When they were done with the dishes, Eric's
mum, Helen, reached over the kitchen sink and undid the latch of the window. It
was a fairly big strain, with her ribcage pressed into the edge of the counter,
but she was able to push the window open with the tips of her fingers.
"Josie!" she called. "Josie,
it's getting dark. Come inside!"
But there was no answer. Josie had
disappeared down behind the line of trees at the bottom of the garden a while
ago and she was probably hanging around the burn, maybe jumping back and forth
across it. Sometimes she did that as many times as she could before tripping
and getting her feet wet. Eric figured he should go get her before she got in trouble
for wrecking another pair of shoes.
“Shall I go find her?" Eric asked,
draping the tea towel carefully over a chair. The chair back was a spiral of
slim iron bars so getting the towel to not fall off one side or the other was a
skill Eric had had to perfect over the last few years. Josie, at the age of
eight hadn’t started doing chores or getting pocket money yet.
“Yes please, honey,” Helen said, hooking one
finger around the window latch and dragging it shut. Her long curly hair was
tied back with a large, thick ribbon but it fell forward a bit as she leaned
forward, almost dropping into the sink. She grunted. “If you wouldn’t mind.”
Eric took one last look at the tea towel,
decided it wasn’t going to fall, and said, “Of course.”
He walked carefully around the table, which
if he was honest with himself was more because he’d had a bad knock in the ribs
last time he’d run round, rather than any sort of businessman-like dignity.
Growing pains indeed. The door had been open to let the steam from the sink
escape, but Eric closed it carefully behind him and crossed the thickly
carpeted hall to the front entrance.
The front door was locked, but Eric had his
own set of keys now that he took from pocket of his school trousers. He slipped
outside, passed the living room window across a front garden of small stones
with larger stone tiles as a walkway, then began to walk down the side of the
house. There were no tiles leading you along this narrow path, with the stone
wall of the house on one side and the high hedges and trees hanging over on the
other.
As his shoes crunched on the small stones,
he heard a call. “Eric?”
The call was whispered, but the caller was
nowhere in sight. Still, there was only one person it could be. Eric rolled his
eyes and wondered what secret his sister had in store for him.
“Come on,” Eric called back, though he kept
walking. “Mum says you’ve to come inside because it’s getting dark.”
She was leaning casually against the back
wall of the house, flat against it so there was no way she’d have been seen
from someone looking out the kitchen window. When Eric turned the corner, her
eyes widened, but quickly settled back into their nonchalant, half-closed pose.

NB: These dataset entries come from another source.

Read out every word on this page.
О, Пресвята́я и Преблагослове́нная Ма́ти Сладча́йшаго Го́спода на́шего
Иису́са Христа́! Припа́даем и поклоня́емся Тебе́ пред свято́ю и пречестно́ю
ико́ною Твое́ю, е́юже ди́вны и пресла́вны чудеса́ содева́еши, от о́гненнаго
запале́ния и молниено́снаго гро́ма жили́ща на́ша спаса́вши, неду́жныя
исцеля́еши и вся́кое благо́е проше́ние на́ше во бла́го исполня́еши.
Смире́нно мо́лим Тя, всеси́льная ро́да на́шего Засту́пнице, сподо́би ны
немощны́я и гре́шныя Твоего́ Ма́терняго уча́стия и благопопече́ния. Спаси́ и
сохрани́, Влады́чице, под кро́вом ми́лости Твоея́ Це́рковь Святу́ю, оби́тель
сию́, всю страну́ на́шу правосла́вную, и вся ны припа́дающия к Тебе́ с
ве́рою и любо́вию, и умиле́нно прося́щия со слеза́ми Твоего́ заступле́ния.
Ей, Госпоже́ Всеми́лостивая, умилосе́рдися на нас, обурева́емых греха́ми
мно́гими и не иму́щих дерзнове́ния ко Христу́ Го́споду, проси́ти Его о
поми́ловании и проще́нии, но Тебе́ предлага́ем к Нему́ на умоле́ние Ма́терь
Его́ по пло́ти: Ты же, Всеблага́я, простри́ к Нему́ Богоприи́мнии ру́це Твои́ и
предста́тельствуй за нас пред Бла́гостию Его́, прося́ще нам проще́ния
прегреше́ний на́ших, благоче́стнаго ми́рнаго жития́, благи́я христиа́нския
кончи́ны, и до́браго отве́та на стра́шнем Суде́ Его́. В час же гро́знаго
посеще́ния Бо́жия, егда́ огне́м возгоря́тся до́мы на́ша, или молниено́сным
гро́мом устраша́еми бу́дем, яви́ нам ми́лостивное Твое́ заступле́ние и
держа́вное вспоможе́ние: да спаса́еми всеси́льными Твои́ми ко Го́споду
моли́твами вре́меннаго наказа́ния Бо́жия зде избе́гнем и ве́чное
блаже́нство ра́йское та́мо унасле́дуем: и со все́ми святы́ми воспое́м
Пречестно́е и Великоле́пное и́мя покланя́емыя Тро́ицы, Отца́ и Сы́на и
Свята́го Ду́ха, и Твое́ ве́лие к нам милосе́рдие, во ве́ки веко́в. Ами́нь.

“Hi,” she said, “Want to see something fun?”
Eric frowned at her. Her dirty blonde hair –
dirty in shade and in state – was hanging half behind half in front of one
shoulder, and he thought he saw a few twigs in it. There was muck all over blouse
and skirt, but it was hard to tell how much of it was from today and how much
of it was old. It was a good thing their mother made her change out of her
school uniform when they got home, otherwise her good pinafore would have been
wrecked long since.
“You’re meant to come inside,” he said,
beckoning for her to come with him.
“Don’t you want to see something fun first?”
she asked.
He threw his hands in the air in
exasperation. “What’s so fun that you can’t show me inside? You’re just going
to pull up the waistband of my pants again aren’t you.”
Josie pouted. “That doesn’t sound very fun,
does it?”
“That’s what I said!” Eric exclaimed. “You
said you had great fun!”
Josie shook her head and her eyes opened
fully again. This time they stayed like that. “It’s not like that. But you have
to come down to the burn.”
“But-”
“I’ll come inside if you come look,” she
offered, reaching out her hand to him.
“And if I don’t?” Eric eyed her hand
suspiciously.
She shrugged, grinning slightly. “I’ll still
come inside, but you have to catch me first.”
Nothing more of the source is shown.